Things to Consider Before Leaving a Comment on Funnycrave

angry person ab112309 Things to Consider Before Leaving a Comment on Funnycrave

Funnycrave’s comment system is not a democracy.  It’s a dictatorship.  A brutal, uncaring, harsh dicatatorship that cares not the least bit about your need to have your opinion heard on the internet.  Hell, if we had our way, there wouldn’t even be comments, just one big button that you could click to show your unabashed approval of our ceaseless awesomeness and hilarity.  But that’s not how the internet works, unfortunately.  Sometimes people do have something to say, and we have to at least half heartedly support that.

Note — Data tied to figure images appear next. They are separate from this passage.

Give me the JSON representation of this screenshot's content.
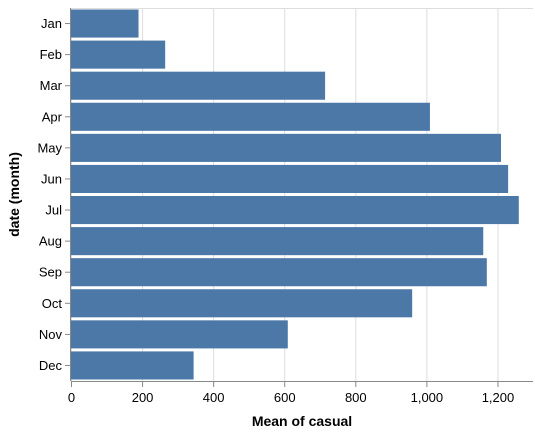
{
  "chart_data": {
    "type": "bar",
    "orientation": "horizontal",
    "categories": [
      "Jan",
      "Feb",
      "Mar",
      "Apr",
      "May",
      "Jun",
      "Jul",
      "Aug",
      "Sep",
      "Oct",
      "Nov",
      "Dec"
    ],
    "values": [
      190,
      265,
      715,
      1010,
      1210,
      1230,
      1260,
      1160,
      1170,
      960,
      610,
      345
    ],
    "xlabel": "Mean of casual",
    "ylabel": "date (month)",
    "xlim": [
      0,
      1300
    ],
    "x_ticks": [
      0,
      200,
      400,
      600,
      800,
      1000,
      1200
    ],
    "x_tick_labels": [
      "0",
      "200",
      "400",
      "600",
      "800",
      "1,000",
      "1,200"
    ],
    "grid": true,
    "bar_color": "#4c78a8",
    "grid_color": "#dddddd",
    "axis_color": "#888888"
  }
}
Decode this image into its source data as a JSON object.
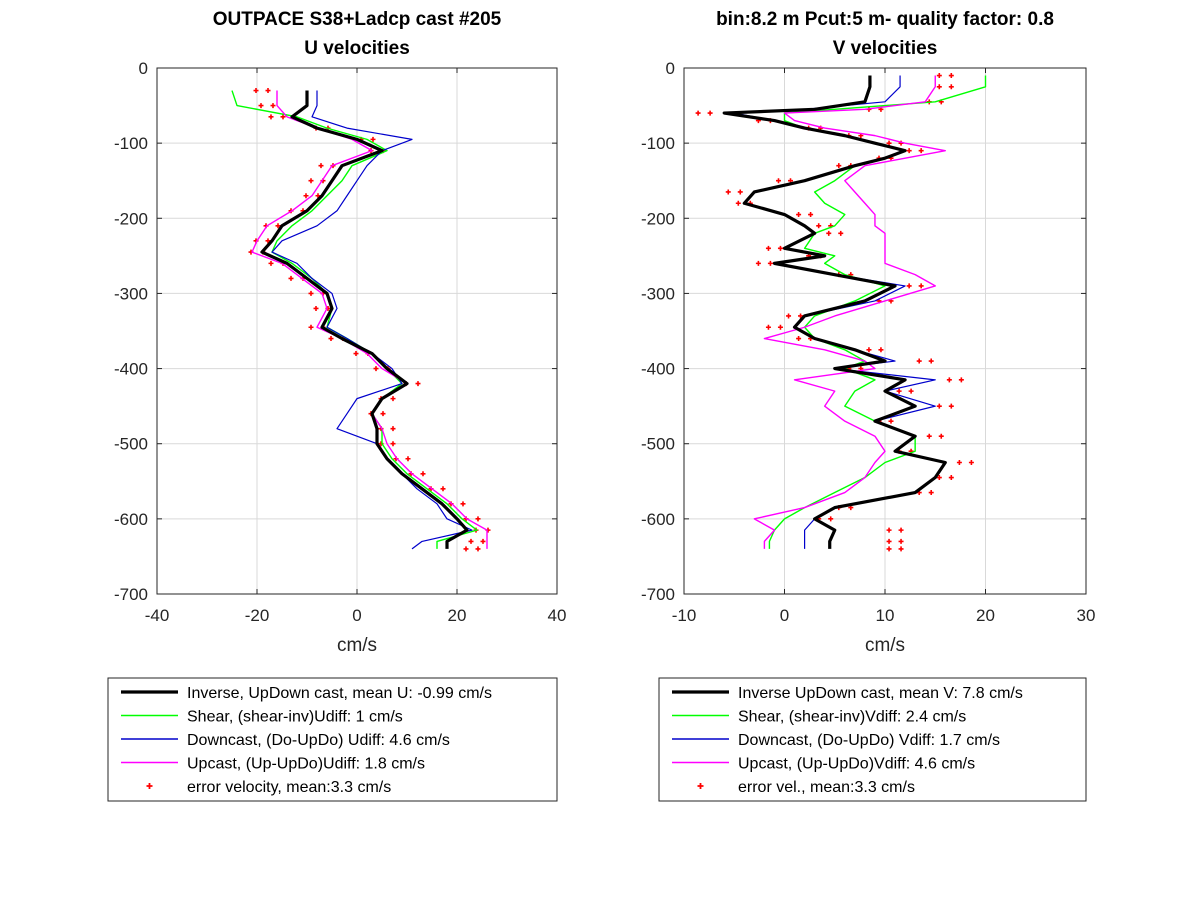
{
  "figure": {
    "left_title_line1": "OUTPACE S38+Ladcp cast #205",
    "left_title_line2": "U velocities",
    "right_title_line1": "bin:8.2 m  Pcut:5 m- quality factor:  0.8",
    "right_title_line2": "V velocities"
  },
  "colors": {
    "inverse": "#000000",
    "shear": "#00ff00",
    "downcast": "#0000cc",
    "upcast": "#ff00ff",
    "error": "#ff0000",
    "grid": "#d9d9d9"
  },
  "chart_data": [
    {
      "type": "line",
      "title": "OUTPACE S38+Ladcp cast #205 / U velocities",
      "xlabel": "cm/s",
      "ylabel": "",
      "xlim": [
        -40,
        40
      ],
      "ylim": [
        -700,
        0
      ],
      "xticks": [
        "-40",
        "-20",
        "0",
        "20",
        "40"
      ],
      "yticks": [
        "0",
        "-100",
        "-200",
        "-300",
        "-400",
        "-500",
        "-600",
        "-700"
      ],
      "grid": true,
      "legend_position": "below",
      "depth": [
        -30,
        -50,
        -65,
        -80,
        -95,
        -110,
        -130,
        -150,
        -170,
        -190,
        -210,
        -230,
        -245,
        -260,
        -280,
        -300,
        -320,
        -345,
        -360,
        -380,
        -400,
        -420,
        -440,
        -460,
        -480,
        -500,
        -520,
        -540,
        -560,
        -580,
        -600,
        -615,
        -630,
        -640
      ],
      "series": [
        {
          "name": "Inverse, UpDown cast, mean U:  -0.99 cm/s",
          "values": [
            -10,
            -10,
            -13,
            -8,
            0,
            5,
            -3,
            -5,
            -7,
            -10,
            -15,
            -17,
            -19,
            -14,
            -10,
            -6,
            -5,
            -7,
            -3,
            3,
            6,
            10,
            5,
            3,
            4,
            4,
            6,
            9,
            13,
            17,
            20,
            22,
            18,
            18
          ]
        },
        {
          "name": "Shear, (shear-inv)Udiff:  1 cm/s",
          "values": [
            -25,
            -24,
            -12,
            -6,
            2,
            6,
            -1,
            -3,
            -6,
            -9,
            -13,
            -16,
            -17,
            -13,
            -9,
            -6,
            -5,
            -6,
            -2,
            3,
            6,
            9,
            5,
            3,
            5,
            5,
            7,
            10,
            14,
            18,
            21,
            24,
            16,
            16
          ]
        },
        {
          "name": "Downcast, (Do-UpDo) Udiff:  4.6 cm/s",
          "values": [
            -8,
            -8,
            -9,
            -2,
            11,
            5,
            2,
            0,
            -2,
            -4,
            -8,
            -15,
            -17,
            -12,
            -9,
            -5,
            -4,
            -6,
            -2,
            3,
            7,
            9,
            0,
            -2,
            -4,
            4,
            6,
            9,
            12,
            16,
            18,
            23,
            13,
            11
          ]
        },
        {
          "name": "Upcast, (Up-UpDo)Udiff:  1.8 cm/s",
          "values": [
            -16,
            -16,
            -14,
            -8,
            -1,
            3,
            -5,
            -7,
            -9,
            -13,
            -18,
            -20,
            -21,
            -15,
            -11,
            -7,
            -6,
            -8,
            -3,
            2,
            5,
            10,
            5,
            3,
            5,
            6,
            8,
            11,
            15,
            19,
            22,
            26,
            26,
            26
          ]
        },
        {
          "name": "error velocity, mean:3.3 cm/s",
          "values": [
            -19,
            -18,
            -16,
            -7,
            2,
            4,
            -6,
            -8,
            -9,
            -12,
            -17,
            -19,
            -20,
            -16,
            -12,
            -8,
            -7,
            -8,
            -4,
            1,
            5,
            11,
            6,
            4,
            6,
            6,
            9,
            12,
            16,
            20,
            23,
            25,
            24,
            23
          ]
        }
      ]
    },
    {
      "type": "line",
      "title": "bin:8.2 m  Pcut:5 m- quality factor:  0.8 / V velocities",
      "xlabel": "cm/s",
      "ylabel": "",
      "xlim": [
        -10,
        30
      ],
      "ylim": [
        -700,
        0
      ],
      "xticks": [
        "-10",
        "0",
        "10",
        "20",
        "30"
      ],
      "yticks": [
        "0",
        "-100",
        "-200",
        "-300",
        "-400",
        "-500",
        "-600",
        "-700"
      ],
      "grid": true,
      "legend_position": "below",
      "depth": [
        -10,
        -25,
        -45,
        -55,
        -60,
        -70,
        -80,
        -90,
        -100,
        -110,
        -120,
        -130,
        -150,
        -165,
        -180,
        -195,
        -210,
        -220,
        -240,
        -250,
        -260,
        -275,
        -290,
        -310,
        -330,
        -345,
        -360,
        -375,
        -390,
        -400,
        -415,
        -430,
        -450,
        -470,
        -490,
        -510,
        -525,
        -545,
        -565,
        -585,
        -600,
        -615,
        -630,
        -640
      ],
      "series": [
        {
          "name": "Inverse UpDown cast, mean V:  7.8 cm/s",
          "values": [
            8.5,
            8.5,
            8,
            3,
            -6,
            -1,
            2,
            6,
            9,
            12,
            10,
            7,
            2,
            -3,
            -4,
            0,
            2,
            3,
            0,
            4,
            -1,
            5,
            11,
            8,
            2,
            1,
            3,
            7,
            10,
            5,
            12,
            10,
            13,
            9,
            13,
            11,
            16,
            15,
            13,
            5,
            3,
            5,
            4.5,
            4.5
          ]
        },
        {
          "name": "Shear, (shear-inv)Vdiff:  2.4 cm/s",
          "values": [
            20,
            20,
            15,
            5,
            0,
            0,
            2,
            6,
            9,
            12,
            10,
            7,
            5,
            3,
            4,
            6,
            5,
            3,
            2,
            5,
            4,
            6,
            10,
            7,
            3,
            2,
            3,
            6,
            8,
            6,
            9,
            7,
            6,
            9,
            13,
            13,
            10,
            8,
            5,
            2,
            0,
            -1,
            -1.5,
            -1.5
          ]
        },
        {
          "name": "Downcast, (Do-UpDo) Vdiff:  1.7 cm/s",
          "values": [
            11.5,
            11.5,
            10,
            2,
            -5,
            -1,
            2,
            6,
            9,
            12,
            10,
            7,
            2,
            -3,
            -4,
            0,
            2,
            3,
            0,
            4,
            -1,
            5,
            12,
            9,
            2,
            1,
            3,
            7,
            11,
            5,
            15,
            10,
            15,
            9,
            13,
            11,
            16,
            15,
            13,
            5,
            3,
            2,
            2,
            2
          ]
        },
        {
          "name": "Upcast, (Up-UpDo)Vdiff:  4.6 cm/s",
          "values": [
            15,
            15,
            14,
            8,
            0,
            1,
            4,
            9,
            12,
            16,
            12,
            8,
            6,
            7,
            8,
            9,
            9,
            10,
            10,
            10,
            10,
            13,
            15,
            10,
            5,
            2,
            -2,
            4,
            8,
            9,
            1,
            5,
            4,
            6,
            9,
            10,
            9,
            8,
            6,
            2,
            -3,
            -1,
            -2,
            -2
          ]
        },
        {
          "name": "error vel., mean:3.3 cm/s",
          "values": [
            16,
            16,
            15,
            9,
            -8,
            -2,
            3,
            7,
            11,
            13,
            10,
            6,
            0,
            -5,
            -4,
            2,
            4,
            5,
            -1,
            3,
            -2,
            6,
            13,
            10,
            1,
            -1,
            2,
            9,
            14,
            7,
            17,
            12,
            16,
            10,
            15,
            12,
            18,
            16,
            14,
            6,
            4,
            11,
            11,
            11
          ]
        }
      ]
    }
  ],
  "legends": [
    {
      "items": [
        {
          "label": "Inverse, UpDown cast, mean U:  -0.99 cm/s",
          "color": "#000000",
          "style": "thick"
        },
        {
          "label": "Shear, (shear-inv)Udiff:  1 cm/s",
          "color": "#00ff00",
          "style": "line"
        },
        {
          "label": "Downcast, (Do-UpDo) Udiff:  4.6 cm/s",
          "color": "#0000cc",
          "style": "line"
        },
        {
          "label": "Upcast, (Up-UpDo)Udiff:  1.8 cm/s",
          "color": "#ff00ff",
          "style": "line"
        },
        {
          "label": "error velocity, mean:3.3 cm/s",
          "color": "#ff0000",
          "style": "marker"
        }
      ]
    },
    {
      "items": [
        {
          "label": "Inverse UpDown cast, mean V:  7.8 cm/s",
          "color": "#000000",
          "style": "thick"
        },
        {
          "label": "Shear, (shear-inv)Vdiff:  2.4 cm/s",
          "color": "#00ff00",
          "style": "line"
        },
        {
          "label": "Downcast, (Do-UpDo) Vdiff:  1.7 cm/s",
          "color": "#0000cc",
          "style": "line"
        },
        {
          "label": "Upcast, (Up-UpDo)Vdiff:  4.6 cm/s",
          "color": "#ff00ff",
          "style": "line"
        },
        {
          "label": "error vel., mean:3.3 cm/s",
          "color": "#ff0000",
          "style": "marker"
        }
      ]
    }
  ]
}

With that in mind, we are in no way required to approve every comment that gets posted here.  In fact, we can promise you that we will not.  If you have something to say and you really want people to see it, here are some things to keep in mind.

  • Funnycrave is a comedy site.  We make jokes.  If you fail to realize this and decide to post a comment questioning our journalistic credibility, it will not be approved.  This is mainly done in an effort to keep you from looking retarded.  So please remember, jokes.  That is what we do.  If you’re wondering if we researched the topic we wrote about before writing it, rest assured we did not.  So don’t bother asking.
  • Please have something to say.  Your “LOL!” or “First!” comments are of no value to anyone and will be denied.  The purpose of comments are to spark a discussion about the subject at hand.  “LMAO!” does not work towards this goal in any way.
  • Speaking of the subject at hand, please, stay on topic.  If you’re reading a post about Lady Gaga, please save your comments about Whitney Houston until the day she goes back to the crack and we decide to write about it.
  • Don’t be an asshole.  Ever.  If you disagree with something we say or if you have found an error, feel free to mention it.  But be advised, you need to do so in a polite manner.  If we site a historical event that took place in 1832 and we inadvertently type it as 1823, that’s called a typo.  Feel free to politely mention it.  We’ll fix it and probably thank you for the heads up.  Alternately, if you catch an error of this sort and decide to go the “WHAT ARE YOU STUPID?  THAT HAPPENED IN 1832 YOU FUCKING MORON!” route, bad things will happen.  Like what, you ask?  Read on.
  • Seriously, don’t be an asshole.  Comments of a dickheaded nature will be dealt with in one of two ways.  We may just outright deny the comment, thereby leaving all of that rage pent up inside you where it will consume your soul and send your life spiraling toward an endless cycle of drug addiction and homelessness.  That’s if you’re lucky.  Alternately, we may decide to edit your comment to make it appear as if you love us more than life itself.  This will be done in a manner that makes you seem excessively creepy and mentally disturbed.  We will then post a follow up comment asking why you’re such an offputting weirdo and what you were thinking when you sent us that picture of you wearing a diaper and baby bonnet.  And all of this because you just had to be an internet douchebag.  So, yeah, be nice.  We have exclusive rights to douchebaggery around these parts.
  • Lurn to cpell.  Knowbody liks two reed shitty grammer.  We are no eckseption.  And wile your a tit, plz use akshual wurds.  Srsly, if u dont, ur cmmnts will b dltd.

So there you have it.  Some simple rules to follow if you hope to be included in that elite group of scholars and intellectuals that are welcome to leave comments on Funnycrave.  As long as you keep these simple guidelines in mind, you should have a healthy, productive lifetime of Funnycrave comments under your belt in no time.  Huzzah!